Gli economisti dei trasporti lo chiamano decoupling. Ed è quel fenomeno, tutto italiano, del disallineamento della logistica dall’andamento dell’economia reale. Un fenomeno cui occorre prestare attenzione, perché la situazione rischia di diventare insostenibile.
A lanciare l’allarme è Ivano Russo. Dal Palazzo del Portuale di Livorno, dove è stato organizzato un convegno sul tema del lavoro portuale, il direttore generale di Confetra invita le Istituzioni, ma non solo, a disincagliarsi dalla “dittatura” dei volumi.
«I volumi – dice – non generano sempre e comunque ricchezza. Ce ne dobbiamo rendere conto. Se imbarco produzione manifatturiera cinese, la trasporto su una nave e la sbarco in un porto italiano e da lì la carico su un treno verso la Baviera, non creo ricchezza ma delle diseconomie che impattano in termini di costi di manutenzione e gestione delle infrastrutture, in termini di congestionamento stradale e portuale. Se diventiamo un nastro trasportatore saremo strumentali alla ricchezza altrui, non alla nostra».
La constatazione di Russo è questa: «Dal 2008 al 2019 il PIL è cresciuto in media dello 0,2, la logistica ed i trasporti dell’8%. Il rapporto storico da 1 a 3 è divenuto 1 a 40».
Questo significa soltanto una cosa, «che l’andamento dei trasporti ha divorziato dall’economia reale, cioè da ricchezza diffusa, lavoro, reddito, profitto per le imprese».
Eccolo il disallineamento. Russo ricorda come nel 2017 i porti italiani abbiano registrato movimentazioni da record, 491 milioni di tonnellate. Il solo porto di Genova è cresciuto del 15% nel segmento contenitori, contribuendo però per appena + 0,1% al PIL regionale. Che nel 2016 e nel 2017 aveva fatto registrare rispettivamente una crescita del + 1 e + 1,1%.
Il 2017 è stato anche l’anno di gravi crisi occupazionali in ambito portuale, nonostante i volumi da record. «Abbiamo avuto 1200 cassa integrati nei tre principali porti di pure transhipment: Gioia Tauro, Cagliari e Taranto. I lavoratori portuali avevano tavoli di crisi con le AdSP e con il MIT da Palermo a Genova, passando da Napoli e Livorno».
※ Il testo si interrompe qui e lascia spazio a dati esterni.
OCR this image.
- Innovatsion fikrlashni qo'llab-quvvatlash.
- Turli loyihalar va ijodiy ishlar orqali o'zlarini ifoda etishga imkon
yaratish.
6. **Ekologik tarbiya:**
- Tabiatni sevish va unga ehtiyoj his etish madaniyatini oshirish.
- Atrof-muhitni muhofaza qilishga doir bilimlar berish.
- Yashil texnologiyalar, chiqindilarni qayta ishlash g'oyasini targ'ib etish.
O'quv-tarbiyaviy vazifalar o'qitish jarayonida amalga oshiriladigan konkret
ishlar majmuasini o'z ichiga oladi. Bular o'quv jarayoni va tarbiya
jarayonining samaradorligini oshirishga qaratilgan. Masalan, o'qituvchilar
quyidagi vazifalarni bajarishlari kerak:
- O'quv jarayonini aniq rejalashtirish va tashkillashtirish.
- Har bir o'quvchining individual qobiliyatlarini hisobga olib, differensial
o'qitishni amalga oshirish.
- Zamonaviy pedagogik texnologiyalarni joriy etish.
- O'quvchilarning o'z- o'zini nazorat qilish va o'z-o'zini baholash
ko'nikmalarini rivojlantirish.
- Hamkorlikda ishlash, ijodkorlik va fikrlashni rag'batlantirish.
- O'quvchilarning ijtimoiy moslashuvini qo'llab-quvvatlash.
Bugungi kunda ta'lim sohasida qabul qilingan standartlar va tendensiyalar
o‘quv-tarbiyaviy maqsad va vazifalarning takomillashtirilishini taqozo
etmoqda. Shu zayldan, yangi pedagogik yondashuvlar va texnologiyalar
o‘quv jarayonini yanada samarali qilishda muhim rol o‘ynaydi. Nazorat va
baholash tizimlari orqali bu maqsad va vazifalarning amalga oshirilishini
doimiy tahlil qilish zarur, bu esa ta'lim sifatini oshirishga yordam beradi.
Era il segnale che stava accadendo qualcosa. E cioè «che la logistica ha progressivamente smesso di generare vera ricchezza per il territorio. Vale per i lavoratori come per le imprese: apriamo un dibattito sui profitti e sulle marginalità delle imprese italiane di autotrasporto e logistiche?».
E’ un ragionamento, quello del dg di Confetra, che prende le mosse anche da un’altra evidenza: «Nel mondo le città portuali e di mare sono quelle più ricche, più tecnologicamente avanzate, più giovani e dinamiche. Solo in Italia non è così. Le principali dieci città portuali italiane sono collocate negli ultimi venticinque posti della classifica annuale sulla ricchezza delle province, mentre ai primi 5 posti troviamo Milano, Monza, Bologna, Parma e Bolzano. Diventa complicato pensare che in un contesto povero si possano generare buona occupazione e seri profitti imprenditoriali».
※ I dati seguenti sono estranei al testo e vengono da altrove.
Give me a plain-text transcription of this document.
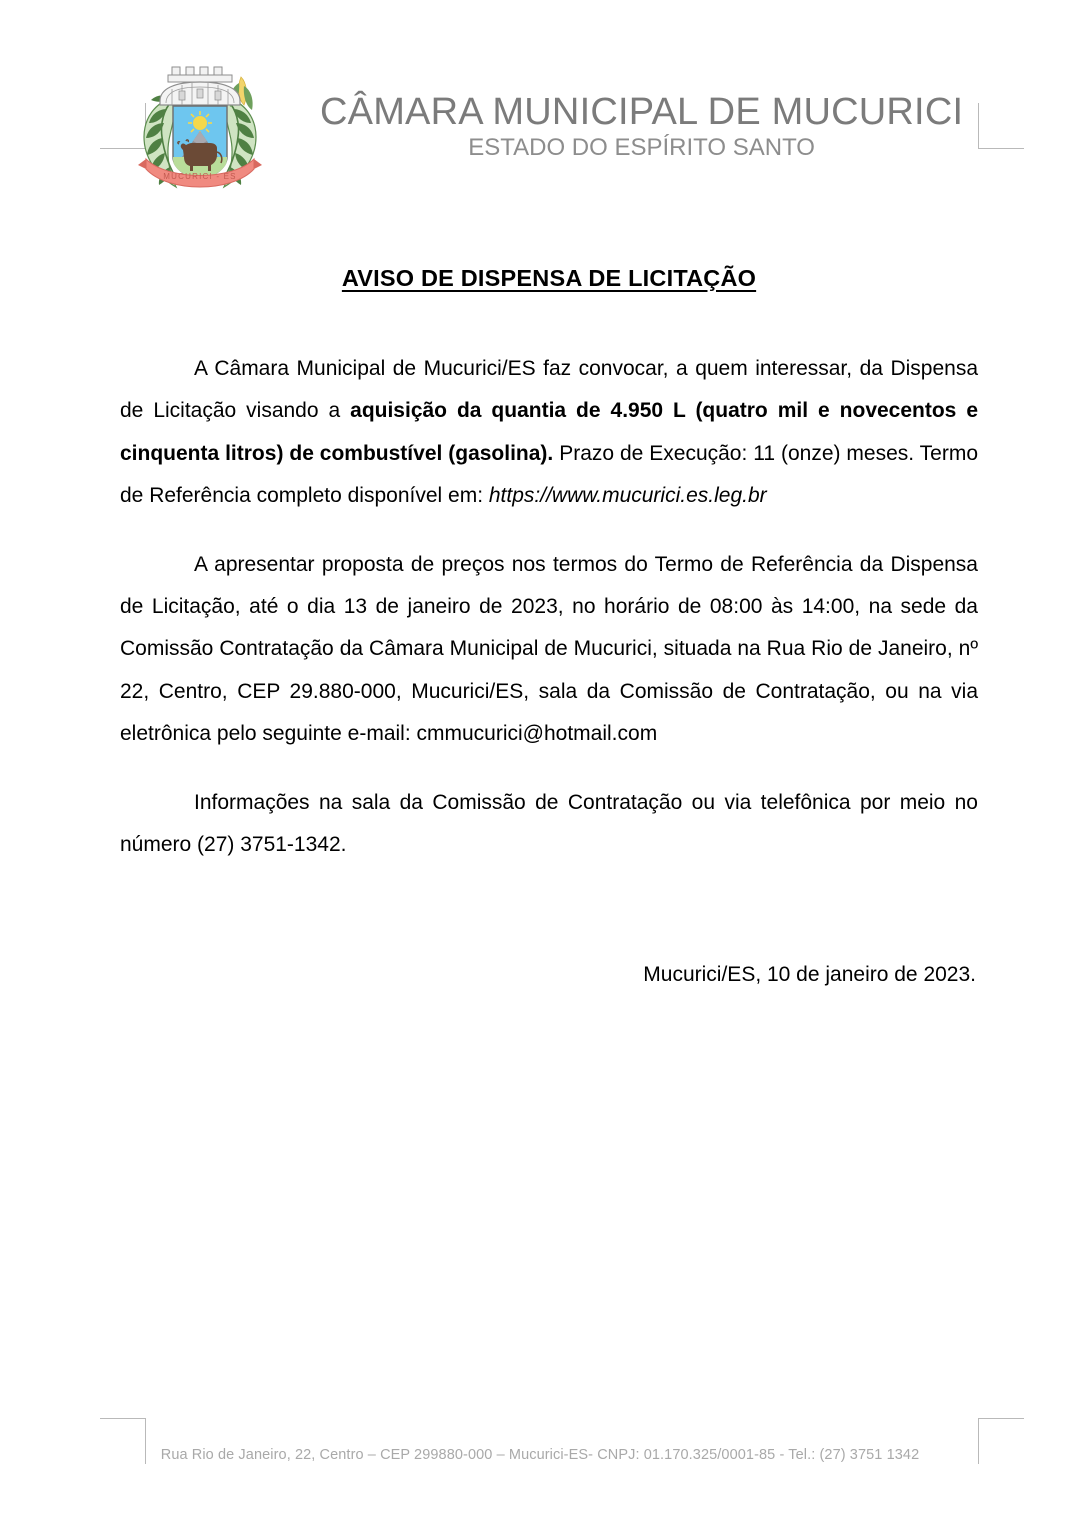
MUCURICI - ES
CÂMARA MUNICIPAL DE MUCURICI
ESTADO DO ESPÍRITO SANTO
AVISO DE DISPENSA DE LICITAÇÃO

A Câmara Municipal de Mucurici/ES faz convocar, a quem interessar, da Dispensa de Licitação visando a aquisição da quantia de 4.950 L (quatro mil e novecentos e cinquenta litros) de combustível (gasolina). Prazo de Execução: 11 (onze) meses. Termo de Referência completo disponível em: https://www.mucurici.es.leg.br

A apresentar proposta de preços nos termos do Termo de Referência da Dispensa de Licitação, até o dia 13 de janeiro de 2023, no horário de 08:00 às 14:00, na sede da Comissão Contratação da Câmara Municipal de Mucurici, situada na Rua Rio de Janeiro, nº 22, Centro, CEP 29.880-000, Mucurici/ES, sala da Comissão de Contratação, ou na via eletrônica pelo seguinte e-mail: cmmucurici@hotmail.com

Informações na sala da Comissão de Contratação ou via telefônica por meio no número (27) 3751-1342.

Mucurici/ES, 10 de janeiro de 2023.
Rua Rio de Janeiro, 22, Centro – CEP 299880-000 – Mucurici-ES- CNPJ: 01.170.325/0001-85 - Tel.: (27) 3751 1342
E non può nemmeno essere presa in considerazione la teoria reaganiana dello sgocciolamento che indica un’idea di sviluppo economico, in voga soprattutto negli Stati Uniti negli Anni 80, che si basa sull’assunto secondo il quale i benefici economici elargiti a vantaggio di pochi-grandi-ricchi (in termini di alleggerimento dell’imposizione fiscale, ad esempio) favoriscano necessariamente, e ipso facto, l’intera società. «Con un PIL che cresce dell0 0,2%, e un settore così frammentato, fatto di 54 porti e 110 mila imprese, quello che sgocciola verso il basso non è praticamente niente».
Occorre allora provare ad invertire la tendenza, pur senza dimenticare di tamponare le emergenze, come quelle create dalla crisi pandemica: «Dobbiamo tamponare le emergenze. Ma non possiamo pensare soltanto ai tamponamenti, perché così rischiamo di finire in un ingorgo. In questo Paese va avviata una serie riflessione su come i porti possano tornare a generare” ricchezza”, che è un concetto un po’ più vasto di “volumi” . Se continuiamo ad attardarci in un dibattito novecentesco tutto e solo incentrato sulla necessità di infrastrutture e collegamenti per accrescere – molto in teoria – volumi “a prescindere”, allora non abbiamo capito nulla, né di numeri, né di economia, né di logistica».
Russo è convinto: «La logistica deve tornare a concepirsi in funzione della produzione industriale e come strumento al servizio dell’economia reale e del Paese».